The ctx_reduce description framed dropping as immediate and irreversible (drop entirely, gone forever), which made models — GPT-family especially — hoard the tool and only reduce at the very end of a turn. It's now described accurately: marking content discardable is deferred (it stays visible until space is actually needed) and recoverable (via ctx_expand). The guidance is anchored on "are you done with this?" rather than "is it safe to delete?", so the agent trims spent output earlier and more freely while still protecting unprocessed evidence.

Fixes

  • History summarization could silently stall. If a tool call was interrupted (an aborted run, a crash) and left dangling without a result, the summarizer's boundary logic could refuse to advance past it — so a session would stop compacting and just grow, with no error, until it ran out of room. The only recovery was rebuilding the session. The boundary now skips a stale, never-completing tool call instead of getting stuck behind it. This affected sessions on 0.23.0–0.24.1.
  • Pi: /ctx-dream was broken (#151). It failed with Unknown named parameter '0' on Pi and Desktop. A single database call used an array-bind form that works under one SQLite engine but not the other; it's fixed, and the engine layer now normalizes this so the whole class can't recur.
  • Pi / Desktop: local embeddings could fail to load (#128). When the local embedding runtime is missing or broken (a common Windows case), Magic Context now degrades cleanly with one clear message instead of repeated cryptic errors, and doctor detects and reports it.
  • Runaway background agents (#154, #152). A weak or local model could get a background agent (history summarizer, dreamer) stuck in an endless tool-call loop that survived even cancelling — only a full restart stopped it. Background agents now have a hard step cap and are force-stopped on timeout.
  • Fewer prompt-cache busts.
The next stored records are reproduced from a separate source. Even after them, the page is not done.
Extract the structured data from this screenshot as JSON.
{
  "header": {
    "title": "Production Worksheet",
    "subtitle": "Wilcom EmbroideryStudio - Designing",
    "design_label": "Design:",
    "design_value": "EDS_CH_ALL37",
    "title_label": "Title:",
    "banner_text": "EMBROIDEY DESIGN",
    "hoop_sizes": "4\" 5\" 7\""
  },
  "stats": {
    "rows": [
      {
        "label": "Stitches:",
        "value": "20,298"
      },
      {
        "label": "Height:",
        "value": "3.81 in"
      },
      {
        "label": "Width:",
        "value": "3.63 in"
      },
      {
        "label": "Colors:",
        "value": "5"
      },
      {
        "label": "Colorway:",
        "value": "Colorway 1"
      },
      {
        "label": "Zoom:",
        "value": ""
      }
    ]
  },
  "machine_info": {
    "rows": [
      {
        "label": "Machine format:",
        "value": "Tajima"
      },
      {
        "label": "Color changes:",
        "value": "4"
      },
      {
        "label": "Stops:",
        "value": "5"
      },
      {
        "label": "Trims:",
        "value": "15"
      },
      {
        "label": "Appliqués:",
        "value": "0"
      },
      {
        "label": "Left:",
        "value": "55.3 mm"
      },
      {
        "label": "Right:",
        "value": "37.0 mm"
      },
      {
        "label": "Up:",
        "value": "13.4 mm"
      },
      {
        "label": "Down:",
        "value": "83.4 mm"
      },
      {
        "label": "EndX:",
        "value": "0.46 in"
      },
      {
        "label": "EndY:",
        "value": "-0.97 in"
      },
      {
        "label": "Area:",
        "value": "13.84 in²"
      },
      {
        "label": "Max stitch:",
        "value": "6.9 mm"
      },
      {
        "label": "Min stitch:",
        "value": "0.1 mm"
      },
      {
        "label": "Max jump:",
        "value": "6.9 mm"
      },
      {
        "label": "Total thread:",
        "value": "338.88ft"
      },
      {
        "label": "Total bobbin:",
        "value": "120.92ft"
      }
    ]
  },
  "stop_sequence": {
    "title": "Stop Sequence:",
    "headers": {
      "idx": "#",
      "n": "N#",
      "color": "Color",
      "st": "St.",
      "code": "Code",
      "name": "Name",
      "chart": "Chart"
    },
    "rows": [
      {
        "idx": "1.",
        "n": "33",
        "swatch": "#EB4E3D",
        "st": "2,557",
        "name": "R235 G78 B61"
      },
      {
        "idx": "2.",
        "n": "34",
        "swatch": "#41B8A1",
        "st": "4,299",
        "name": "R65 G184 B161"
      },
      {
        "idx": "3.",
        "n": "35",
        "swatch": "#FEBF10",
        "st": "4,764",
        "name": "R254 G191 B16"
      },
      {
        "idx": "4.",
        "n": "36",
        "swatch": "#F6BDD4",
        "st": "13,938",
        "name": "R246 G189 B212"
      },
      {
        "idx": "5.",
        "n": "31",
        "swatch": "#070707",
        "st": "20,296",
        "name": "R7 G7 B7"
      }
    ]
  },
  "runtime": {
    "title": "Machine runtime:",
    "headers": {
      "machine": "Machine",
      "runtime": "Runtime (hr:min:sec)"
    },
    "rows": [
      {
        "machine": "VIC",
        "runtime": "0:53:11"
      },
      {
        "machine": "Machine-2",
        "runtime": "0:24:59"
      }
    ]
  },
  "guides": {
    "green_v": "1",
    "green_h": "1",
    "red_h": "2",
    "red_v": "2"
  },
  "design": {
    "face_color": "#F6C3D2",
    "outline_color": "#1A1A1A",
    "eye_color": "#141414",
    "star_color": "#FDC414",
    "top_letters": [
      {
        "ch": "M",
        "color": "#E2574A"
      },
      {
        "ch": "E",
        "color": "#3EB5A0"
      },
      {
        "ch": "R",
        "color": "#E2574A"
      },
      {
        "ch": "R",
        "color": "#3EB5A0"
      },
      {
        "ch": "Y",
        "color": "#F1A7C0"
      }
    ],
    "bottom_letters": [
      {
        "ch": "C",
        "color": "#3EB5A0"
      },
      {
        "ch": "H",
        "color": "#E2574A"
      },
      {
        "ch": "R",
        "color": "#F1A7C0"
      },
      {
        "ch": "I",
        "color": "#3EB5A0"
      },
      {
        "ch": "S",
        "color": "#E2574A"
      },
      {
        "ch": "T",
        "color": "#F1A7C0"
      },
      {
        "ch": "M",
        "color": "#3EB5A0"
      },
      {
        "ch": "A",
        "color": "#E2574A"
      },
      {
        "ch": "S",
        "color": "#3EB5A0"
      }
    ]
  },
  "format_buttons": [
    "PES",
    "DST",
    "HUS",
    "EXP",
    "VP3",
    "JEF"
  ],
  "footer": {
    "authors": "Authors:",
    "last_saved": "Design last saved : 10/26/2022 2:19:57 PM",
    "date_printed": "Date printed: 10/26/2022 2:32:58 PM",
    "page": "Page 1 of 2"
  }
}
Several cases that were re-billing large prompt prefixes:
    • Dropped content now always renders with one identical placeholder, so a drop can never change already-sent bytes on a later pass.
    • Removed an errored-tool-output trimming step whose timing could mutate an already-cached message to save a handful of bytes at the cost of a full prefix re-bill.
    • When a model cargo-cults Magic Context's internal §N§ markers with an improvised closer, the stray characters are now cleaned up as a unit instead of leaving residue on the wire.

Also in this release

  • /ctx-embed — see and control history embedding. Run /ctx-embed for a breakdown of what's embedded for the session (model, and how many compartments / memories / commits are covered), and /ctx-embed start / pause to control the backfill. A session's missing history now also backfills automatically in the background, so older discussion becomes semantically searchable via ctx_search without a manual step. (Replaces /ctx-embed-history.)
  • Background agents can now manage their own context. ctx_reduce and the context-pressure nudges are available to subagents, so long-running background work stays lean (paired with the automatic reclaim above).
  • Pasted noise in your messages can be dropped. A large pasted block (logs, data dumps) inside one of your messages can now be reduced once it's been processed — your instructions are always preserved, and the content stays searchable via ctx_search.
  • Internal hardening: added cross-engine SQLite test coverage to CI and brought the Pi doctor embedding check to parity with OpenCode.